September 14, 2010

With separationism not an option this side of some great politico-cultural upheaval, presumably we are stuck with having Muslims among us in quantity.  Is this so bad?  In the approved political liturgy of today’s West, the chanted response here is: “Most Muslims are moderate and law-abiding.”  I suppose that is true, but when was history ever driven by the passive “most”?  Most Russians in 1917 were not Bolsheviks.  Come to think of it, most Arabs in A.D. 622 were not Muslims.

Perhaps Islam will soften up in the warm bath of Western multicultural hedonism. Ayaan Hirsi Ali: “We [Muslims] could hold our dogmas up to the light . . . infuse traditions that are rigid and inhumane with the values of progress and modernity.” Is there really hope for some such softening reform? Depends: “For me to think this way . . . I had to make the leap to thinking that the Quran was relative . . . just another book.”  To judge from the recent fuss over proposed Koran burnings, not too many Muslims are ready to make that leap with Ms. Hirsi Ali. 

Assuming still that we are stuck with large numbers of Muslims in our midst, there is even a conservative case against such reform.  “Islam” may not appear in George Nash’s index, but “Relativism” gets four page references, every one of them to a Father of Conservatism railing against this horrid intellectual vice: G. K. Chalmers, Leo Strauss, James Burnham, P. J. Stanlis.
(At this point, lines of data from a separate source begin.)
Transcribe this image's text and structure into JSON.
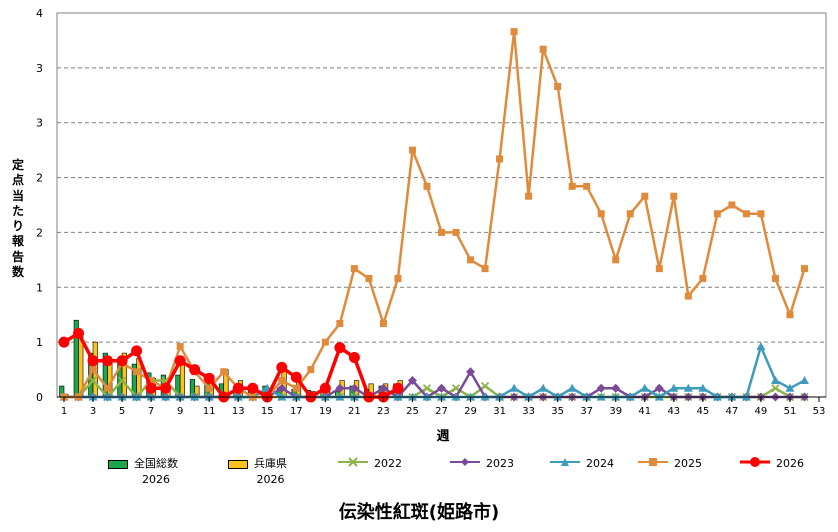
{
  "chart_data": {
    "type": "bar+line",
    "title": "伝染性紅斑(姫路市)",
    "xlabel": "週",
    "ylabel": "定点当たり報告数",
    "y_tick_labels": [
      "0",
      "1",
      "1",
      "2",
      "2",
      "3",
      "3",
      "4"
    ],
    "x_tick_labels": [
      "1",
      "3",
      "5",
      "7",
      "9",
      "11",
      "13",
      "15",
      "17",
      "19",
      "21",
      "23",
      "25",
      "27",
      "29",
      "31",
      "33",
      "35",
      "37",
      "39",
      "41",
      "43",
      "45",
      "47",
      "49",
      "51",
      "53"
    ],
    "ylim": [
      0,
      3.5
    ],
    "x_range": [
      1,
      53
    ],
    "grid": "horizontal dashed",
    "legend_position": "bottom",
    "bar_series": [
      {
        "name": "全国総数",
        "sub": "2026",
        "color": "#1aa84a",
        "values": [
          0.1,
          0.7,
          0.4,
          0.4,
          0.35,
          0.3,
          0.22,
          0.2,
          0.2,
          0.16,
          0.13,
          0.12,
          0.07,
          0.05,
          0.1,
          0.08,
          0.07,
          0.06,
          0.06,
          0.05,
          0.1,
          0.07,
          0.1,
          0.12
        ]
      },
      {
        "name": "兵庫県",
        "sub": "2026",
        "color": "#ffc21a",
        "values": [
          0.02,
          0.6,
          0.5,
          0.35,
          0.4,
          0.35,
          0.17,
          0.09,
          0.3,
          0.1,
          0.2,
          0.25,
          0.15,
          0.1,
          0.06,
          0.24,
          0.17,
          0.05,
          0.07,
          0.15,
          0.15,
          0.12,
          0.12,
          0.15
        ]
      }
    ],
    "line_series": [
      {
        "name": "2022",
        "color": "#8db44a",
        "marker": "x",
        "x": [
          1,
          2,
          3,
          4,
          5,
          6,
          7,
          8,
          9,
          10,
          11,
          12,
          13,
          14,
          15,
          16,
          17,
          18,
          19,
          20,
          21,
          22,
          23,
          24,
          25,
          26,
          27,
          28,
          29,
          30,
          31,
          32,
          33,
          34,
          35,
          36,
          37,
          38,
          39,
          40,
          41,
          42,
          43,
          44,
          45,
          46,
          47,
          48,
          49,
          50,
          51,
          52
        ],
        "y": [
          0,
          0,
          0.15,
          0,
          0.15,
          0,
          0.15,
          0.15,
          0,
          0,
          0,
          0,
          0,
          0,
          0,
          0,
          0,
          0,
          0,
          0,
          0,
          0,
          0,
          0,
          0,
          0.08,
          0,
          0.08,
          0,
          0.1,
          0,
          0,
          0,
          0,
          0,
          0,
          0,
          0,
          0,
          0,
          0,
          0,
          0,
          0,
          0,
          0,
          0,
          0,
          0,
          0.08,
          0,
          0
        ]
      },
      {
        "name": "2023",
        "color": "#7b4b9a",
        "marker": "diamond",
        "x": [
          1,
          2,
          3,
          4,
          5,
          6,
          7,
          8,
          9,
          10,
          11,
          12,
          13,
          14,
          15,
          16,
          17,
          18,
          19,
          20,
          21,
          22,
          23,
          24,
          25,
          26,
          27,
          28,
          29,
          30,
          31,
          32,
          33,
          34,
          35,
          36,
          37,
          38,
          39,
          40,
          41,
          42,
          43,
          44,
          45,
          46,
          47,
          48,
          49,
          50,
          51,
          52
        ],
        "y": [
          0,
          0,
          0,
          0,
          0,
          0,
          0,
          0,
          0,
          0,
          0,
          0,
          0,
          0,
          0,
          0.08,
          0,
          0,
          0,
          0.08,
          0.08,
          0,
          0.08,
          0,
          0.15,
          0,
          0.08,
          0,
          0.23,
          0,
          0,
          0,
          0,
          0,
          0,
          0,
          0,
          0.08,
          0.08,
          0,
          0,
          0.08,
          0,
          0,
          0,
          0,
          0,
          0,
          0,
          0,
          0,
          0
        ]
      },
      {
        "name": "2024",
        "color": "#3f9bbd",
        "marker": "triangle",
        "x": [
          1,
          2,
          3,
          4,
          5,
          6,
          7,
          8,
          9,
          10,
          11,
          12,
          13,
          14,
          15,
          16,
          17,
          18,
          19,
          20,
          21,
          22,
          23,
          24,
          25,
          26,
          27,
          28,
          29,
          30,
          31,
          32,
          33,
          34,
          35,
          36,
          37,
          38,
          39,
          40,
          41,
          42,
          43,
          44,
          45,
          46,
          47,
          48,
          49,
          50,
          51,
          52
        ],
        "y": [
          0,
          0,
          0,
          0,
          0,
          0,
          0,
          0,
          0,
          0,
          0,
          0,
          0,
          0,
          0.08,
          0,
          0,
          0,
          0,
          0,
          0,
          0,
          0,
          0,
          0,
          0,
          0,
          0,
          0,
          0,
          0,
          0.08,
          0,
          0.08,
          0,
          0.08,
          0,
          0,
          0,
          0,
          0.08,
          0,
          0.08,
          0.08,
          0.08,
          0,
          0,
          0,
          0.46,
          0.15,
          0.08,
          0.15
        ]
      },
      {
        "name": "2025",
        "color": "#e08a3c",
        "marker": "square",
        "x": [
          1,
          2,
          3,
          4,
          5,
          6,
          7,
          8,
          9,
          10,
          11,
          12,
          13,
          14,
          15,
          16,
          17,
          18,
          19,
          20,
          21,
          22,
          23,
          24,
          25,
          26,
          27,
          28,
          29,
          30,
          31,
          32,
          33,
          34,
          35,
          36,
          37,
          38,
          39,
          40,
          41,
          42,
          43,
          44,
          45,
          46,
          47,
          48,
          49,
          50,
          51,
          52
        ],
        "y": [
          0,
          0,
          0.25,
          0.08,
          0.31,
          0.23,
          0.15,
          0.08,
          0.46,
          0.23,
          0.08,
          0.23,
          0.08,
          0,
          0,
          0.15,
          0.08,
          0.25,
          0.5,
          0.67,
          1.17,
          1.08,
          0.67,
          1.08,
          2.25,
          1.92,
          1.5,
          1.5,
          1.25,
          1.17,
          2.17,
          3.33,
          1.83,
          3.17,
          2.83,
          1.92,
          1.92,
          1.67,
          1.25,
          1.67,
          1.83,
          1.17,
          1.83,
          0.92,
          1.08,
          1.67,
          1.75,
          1.67,
          1.67,
          1.08,
          0.75,
          1.17
        ]
      },
      {
        "name": "2026",
        "color": "#ff0000",
        "marker": "circle",
        "x": [
          1,
          2,
          3,
          4,
          5,
          6,
          7,
          8,
          9,
          10,
          11,
          12,
          13,
          14,
          15,
          16,
          17,
          18,
          19,
          20,
          21,
          22,
          23,
          24
        ],
        "y": [
          0.5,
          0.58,
          0.33,
          0.33,
          0.33,
          0.42,
          0.08,
          0.08,
          0.33,
          0.25,
          0.17,
          0,
          0.08,
          0.08,
          0,
          0.27,
          0.18,
          0,
          0.08,
          0.45,
          0.36,
          0,
          0,
          0.08
        ]
      }
    ]
  }
}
Well, the fierce mullahs of Iran and the stern dogmatists of Salafism may not be your cup of tea, or mine, but relativists they ain’t. Do American conservatives, then, have any common ground with Muslims? Dinesh D’Souza thinks so. He wrote a book, The Enemy At Home, arguing that the traditionalist strand of classical American conservatism, at least, might make common cause with Muslims in opposing the international Left’s campaign against family life, sexual restraint, and “homophobia.”

D’Souza’s argument found few takers. Where, in any case, does it leave the other strand in the great conservative fusion? One can quite see that Weaver, Viereck, or Kirk might give D’Souza a hearing, but what about Nock, Hayek, or Chodorov?  To judge from my email, and the reception of D’Souza’s book, a hearing is the most that Islam can hope for among American conservatives of any kind today.

If attitudes among conservatives get any worse, in fact, hostility to Islam might become the new uniting force of American conservatism.  Those fathers of the movement were, after all, united by anti-Communism.  Could Islam become the new Communism? Do we need a new McCarran-Walter Act? A new Joe McCarthy? George Nash:

The American people, Buckley and Bozell argued, had carefully examined and “emphatically rejected” the claims of Communism. Now, embroiled in a world-wide war against Communism, they were moving—deliberately, properly, and by means of McCarthyism—to penalize and curtail an unassimilable philosophy and “those in our land who help the enemy.”

What simple times they were!  “Unassimilable” is indeed a word that comes up a lot in connection with Islam, but “penalize and curtail”?  Unthinkable!  And who are today’s “American people”?  Not, for sure, the ones whose elected representatives passed McCarran-Walter, over a presidential veto.